- Another round of Brexit negotiations starts today, and volatility in the pound should follow
- While the pound rallied on domestic politics earlier this year, it's a headwind today
- The outcome from the last rounds of negotiations is unclear, with both sides far from compromise
With the Bank of England rate hike in the rear view mirror, the British pound is in search of a new narrative to drive future trading. In an earlier commentary, we wrote that economic data and central bank policy are now in the backseat as the Brexit deadline approaches. Looking at speculator sentiment, traders are no longer at extremes in the currency, meaning that the pound can go either way. This leaves politics, both domestic and international, as the key driver behind the currency. And in late 2017, British politics equals volatility.
Domestic politics not exactly ‘strong and stable’
Far from providing ‘strong and stable’ leadership, Theresa May’s government appears to be inherently weak and unstable. So far May’s government has been caught between a thin majority in Parliament, a string of scandals involving ministers in her cabinet, and leadership challenges from senior Conservative Party rivals.
The latest scandal to threaten May’s government involves former foreign aid minister Priti Patel. Patel, who resigned yesterday after holding unsanctioned meetings with senior Israeli politicians, initially avoided being terminated from her role. According to the BBC, she resigned after it emerged that she had met with Israeli public security minister Gilad Erdan. She has also been forced to correct an earlier claim that the Foreign Office was informed in advance of her trip. Patel’s resignation follows that of Sir Michael Fallon, the former Defence Secretary. Fallon has been accused of serious sexual abuses while in Parliament. In a recent resignation letter, Fallon wrote that his behavior had “fallen short” of the standards expected by the UK military.
While neither resignation is necessarily terminal for Theresa May, the continued instability of her government is negative for the pound. Earlier in the year, the currency was rallying after Theresa May had called elections in order to strengthen the Conservative Party’s position in Parliament. If the Conservatives had won an outright majority, the government would have had a much stronger hand when negotiating with the EU. Instead, May’s gambit backfired following poor national election results, and the Conservatives were forced to form a coalition government with the DUP. As May’s grasp on power continues to be weak, our view is that domestic politics is likely to remain a negative factor for the currency.
Brexit negotiations progress remain murky, with ‘Brexit bill’ talks ongoing
Looking at international politics, tangible progress from the ongoing Brexit negotiations remain unclear. The next round of negotiations is scheduled to begin today. As each round occurs every three weeks, there are only three rounds of Brexit negotiations remaining. As the two sides have yet to agree on EU citizen rights in post-Brexit UK and the size of the ‘Brexit bill’, the likelihood of trade talks being delayed is increasing. Given the importance of the service sector to the UK’s economy, the UK’s exit from the union without a trade deal would be greatly disruptive. As such, the pound would fall sharply in a no-deal (or ‘hard Brexit’) scenario.

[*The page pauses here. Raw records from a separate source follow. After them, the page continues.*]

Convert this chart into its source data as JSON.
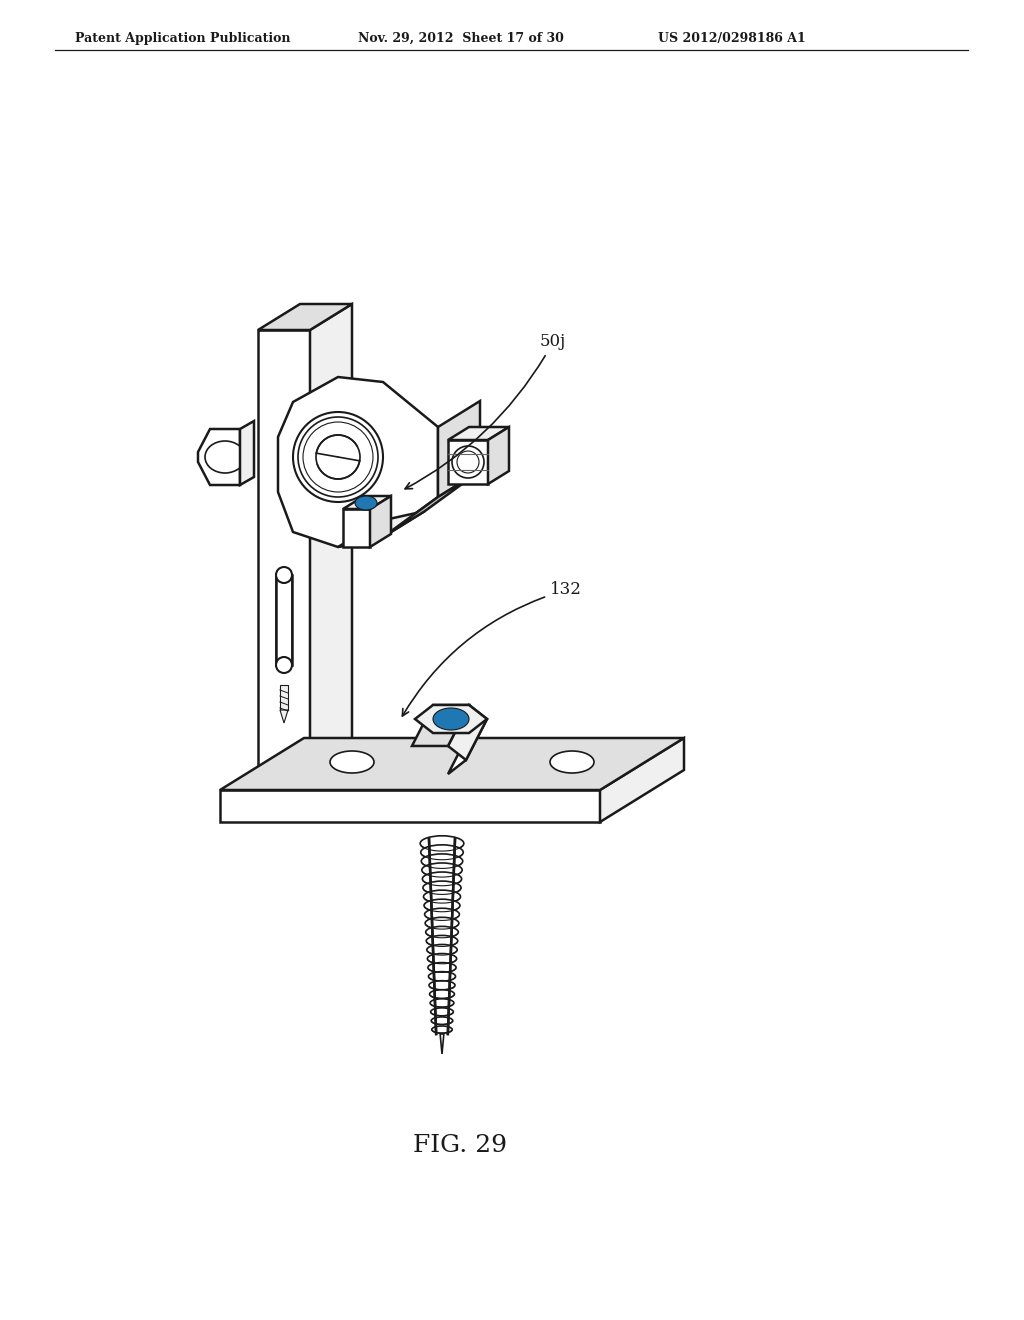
{
  "header_left": "Patent Application Publication",
  "header_mid": "Nov. 29, 2012  Sheet 17 of 30",
  "header_right": "US 2012/0298186 A1",
  "label_50j": "50j",
  "label_132": "132",
  "fig_label": "FIG. 29",
  "bg_color": "#ffffff",
  "line_color": "#1a1a1a",
  "fill_white": "#ffffff",
  "fill_light": "#f0f0f0",
  "fill_mid": "#e0e0e0",
  "fill_dark": "#c8c8c8"
}
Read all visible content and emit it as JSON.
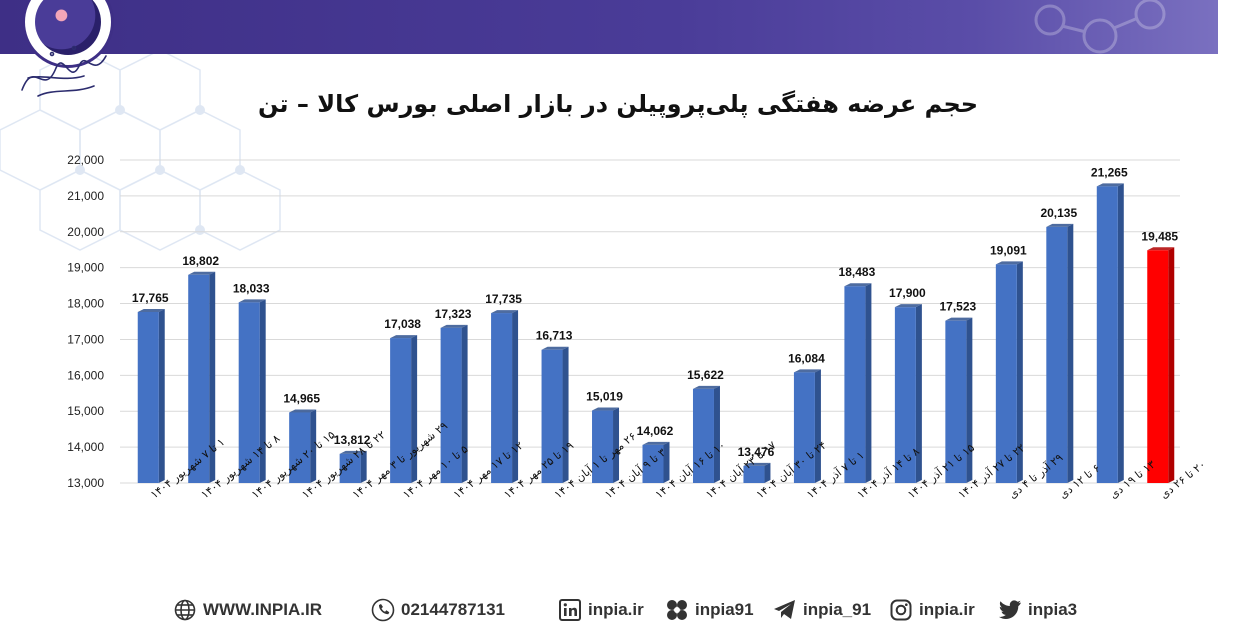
{
  "chart_data": {
    "type": "bar",
    "title": "حجم عرضه هفتگی پلی‌پروپیلن در بازار اصلی بورس کالا – تن",
    "categories": [
      "۱ تا ۷ شهریور ۱۴۰۴",
      "۸ تا ۱۴ شهریور ۱۴۰۴",
      "۱۵ تا ۲۰ شهریور ۱۴۰۴",
      "۲۲ تا ۲۸ شهریور ۱۴۰۴",
      "۲۹ شهریور تا ۳ مهر ۱۴۰۴",
      "۵ تا ۱۰ مهر ۱۴۰۴",
      "۱۲ تا ۱۷ مهر ۱۴۰۴",
      "۱۹ تا ۲۵ مهر ۱۴۰۴",
      "۲۶ مهر تا ۱ آبان ۱۴۰۴",
      "۳ تا ۹ آبان ۱۴۰۴",
      "۱۰ تا ۱۶ آبان ۱۴۰۴",
      "۱۷ تا ۲۳ آبان ۱۴۰۴",
      "۲۴ تا ۳۰ آبان ۱۴۰۴",
      "۱ تا ۷ آذر ۱۴۰۴",
      "۸ تا ۱۴ آذر ۱۴۰۴",
      "۱۵ تا ۲۱ آذر ۱۴۰۴",
      "۲۲ تا ۲۷ آذر ۱۴۰۴",
      "۲۹ آذر تا ۴ دی",
      "۶ تا ۱۲ دی",
      "۱۳ تا ۱۹ دی",
      "۲۰ تا ۲۶ دی"
    ],
    "values": [
      17765,
      18802,
      18033,
      14965,
      13812,
      17038,
      17323,
      17735,
      16713,
      15019,
      14062,
      15622,
      13476,
      16084,
      18483,
      17900,
      17523,
      19091,
      20135,
      21265,
      19485
    ],
    "value_labels": [
      "17,765",
      "18,802",
      "18,033",
      "14,965",
      "13,812",
      "17,038",
      "17,323",
      "17,735",
      "16,713",
      "15,019",
      "14,062",
      "15,622",
      "13,476",
      "16,084",
      "18,483",
      "17,900",
      "17,523",
      "19,091",
      "20,135",
      "21,265",
      "19,485"
    ],
    "ylim": [
      13000,
      22000
    ],
    "yticks": [
      13000,
      14000,
      15000,
      16000,
      17000,
      18000,
      19000,
      20000,
      21000,
      22000
    ],
    "ytick_labels": [
      "13,000",
      "14,000",
      "15,000",
      "16,000",
      "17,000",
      "18,000",
      "19,000",
      "20,000",
      "21,000",
      "22,000"
    ],
    "grid": true,
    "colors": {
      "bar": "#4472c4",
      "bar_dark": "#2f528f",
      "highlight": "#ff0000",
      "highlight_dark": "#b00000"
    },
    "highlight_index": 20
  },
  "footer": {
    "website": "WWW.INPIA.IR",
    "phone": "02144787131",
    "linkedin": "inpia.ir",
    "other": "inpia91",
    "telegram": "inpia_91",
    "instagram": "inpia.ir",
    "twitter": "inpia3"
  }
}
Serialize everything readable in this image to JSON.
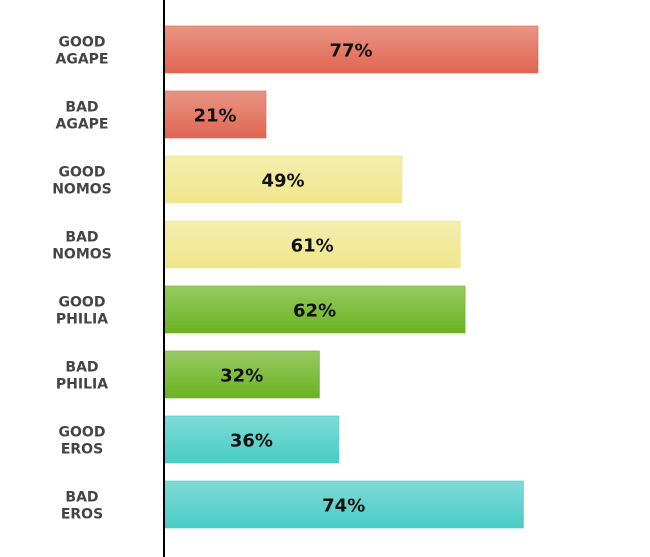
{
  "chart_data": {
    "type": "bar",
    "orientation": "horizontal",
    "categories": [
      [
        "GOOD",
        "AGAPE"
      ],
      [
        "BAD",
        "AGAPE"
      ],
      [
        "GOOD",
        "NOMOS"
      ],
      [
        "BAD",
        "NOMOS"
      ],
      [
        "GOOD",
        "PHILIA"
      ],
      [
        "BAD",
        "PHILIA"
      ],
      [
        "GOOD",
        "EROS"
      ],
      [
        "BAD",
        "EROS"
      ]
    ],
    "values": [
      77,
      21,
      49,
      61,
      62,
      32,
      36,
      74
    ],
    "value_labels": [
      "77%",
      "21%",
      "49%",
      "61%",
      "62%",
      "32%",
      "36%",
      "74%"
    ],
    "colors": [
      "#e06650",
      "#e06650",
      "#f0e68c",
      "#f0e68c",
      "#6ab320",
      "#6ab320",
      "#48ccc4",
      "#48ccc4"
    ],
    "xlim": [
      0,
      100
    ],
    "grid": false,
    "title": "",
    "xlabel": "",
    "ylabel": ""
  }
}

Looking at the latest news, Michael Barnier, the EU’s chief negotiator, has repeated that the withdrawal agreement must be completed before trade talks can begin. According to Reuters, Barnier suggested that a trade deal with the UK would not be tailor made without significant delays. He pointed to the current deal signed with Canada as a possible template for a tailor made trade agreement. As the UK has already rejected ‘the Norwegian model’ (staying in the single market without any say, while accepting all membership costs), a deal based on the recent EU-Canada free trade agreement is more likely. As negotiations for such a deal would take at least two to three more years, he has further suggested a transition period following Brexit. This would allow the UK to remain in the single market, subject to all EU laws and costs, from March 30, 2019 (when Brexit goes into effect) until the end of the current EU budget in 2020. Such a transition period would minimize disruptions to trade.
As both sides appear far from compromise, the lack of progress relating to Brexit is also likely to weigh on the pound as March 2019 draws closer. Last month, Barnier stated that "We worked constructively. We clarified certain points. Without making massive steps forward". If this remains true following the next round of talks, the pound will remain weak as the specter of ‘hard Brexit’ comes closer to reality.